The other players in his scheme include Issa (Grigoriy Dobrygin), a half-Russian half-Chechen refugee wanted by the government; Tommy Brue (an unusually dapper Willem Dafoe), a British banker whose father laundered money for the Russian mafia, and Annabel Richter (Rachel McAdams), a human rights attorney trying to help Issa.

The screenplay by Andrew Bovell (Lantana) reworks le Carre’s novel substantially, though as executive producer of the film he presumably approved. Romantic threads are minimized, as is le Carre’s outrage at heavy handed American anti-terrorism tactics (so strongly felt when he published the book in 2008 that some critics felt it was less a novel than a polemic). And Bachmann becomes the central figure, a European counterpart to George Smiley. (In a recent New York Times piece, le Carre said that Hoffman was the only American actor who could play Smiley.)

What remains of le Carre’s critique is leveled at international intelligence agencies that are run from the top down with too little regard for the long term and too much concern with proving to the public that they’re doing their jobs.

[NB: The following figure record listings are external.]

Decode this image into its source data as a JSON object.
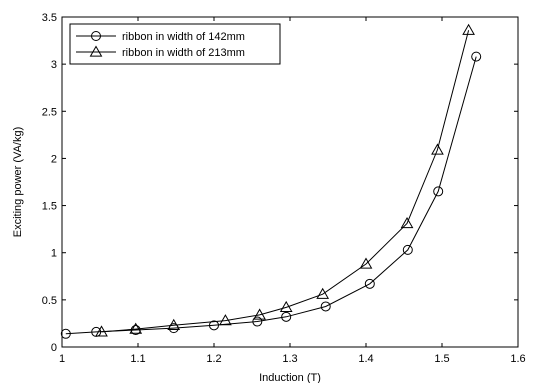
{
  "chart_data": {
    "type": "line",
    "xlabel": "Induction (T)",
    "ylabel": "Exciting power (VA/kg)",
    "xlim": [
      1,
      1.6
    ],
    "ylim": [
      0,
      3.5
    ],
    "x_ticks": [
      "1",
      "1.1",
      "1.2",
      "1.3",
      "1.4",
      "1.5",
      "1.6"
    ],
    "y_ticks": [
      "0",
      "0.5",
      "1",
      "1.5",
      "2",
      "2.5",
      "3",
      "3.5"
    ],
    "grid": false,
    "legend_position": "top-left",
    "series": [
      {
        "name": "ribbon in width of 142mm",
        "marker": "circle",
        "x": [
          1.005,
          1.045,
          1.097,
          1.147,
          1.2,
          1.257,
          1.295,
          1.347,
          1.405,
          1.455,
          1.495,
          1.545
        ],
        "y": [
          0.14,
          0.16,
          0.18,
          0.2,
          0.23,
          0.27,
          0.32,
          0.43,
          0.67,
          1.03,
          1.65,
          3.08
        ]
      },
      {
        "name": "ribbon in width of 213mm",
        "marker": "triangle",
        "x": [
          1.052,
          1.097,
          1.147,
          1.215,
          1.26,
          1.295,
          1.343,
          1.4,
          1.454,
          1.494,
          1.535
        ],
        "y": [
          0.16,
          0.19,
          0.23,
          0.28,
          0.34,
          0.42,
          0.56,
          0.88,
          1.31,
          2.09,
          3.36
        ]
      }
    ]
  }
}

Director Anton Corbijn keeps the complicated story running smoothly—it’s a lot easier to follow than the recent remake of Tinker Tailor Soldier Spy. And as good as Hoffman is, it’s not a star turn: he’s part of a strong ensemble. (So strong that minor roles of Bachmann’s co-workers are played by Nina Hoss and Daniel Bruhl, German actors working way below their stature.)

Intelligent and morally probing, with a minimum of pulse-racing action scenes, A Most Wanted Man is the kind of adult thriller that doesn’t usually get released until the fall. It would be a shame if it fails to find an audience in the swamp of summer blockbusters.

Opens Friday at the Eastern Hills and North Park Theaters.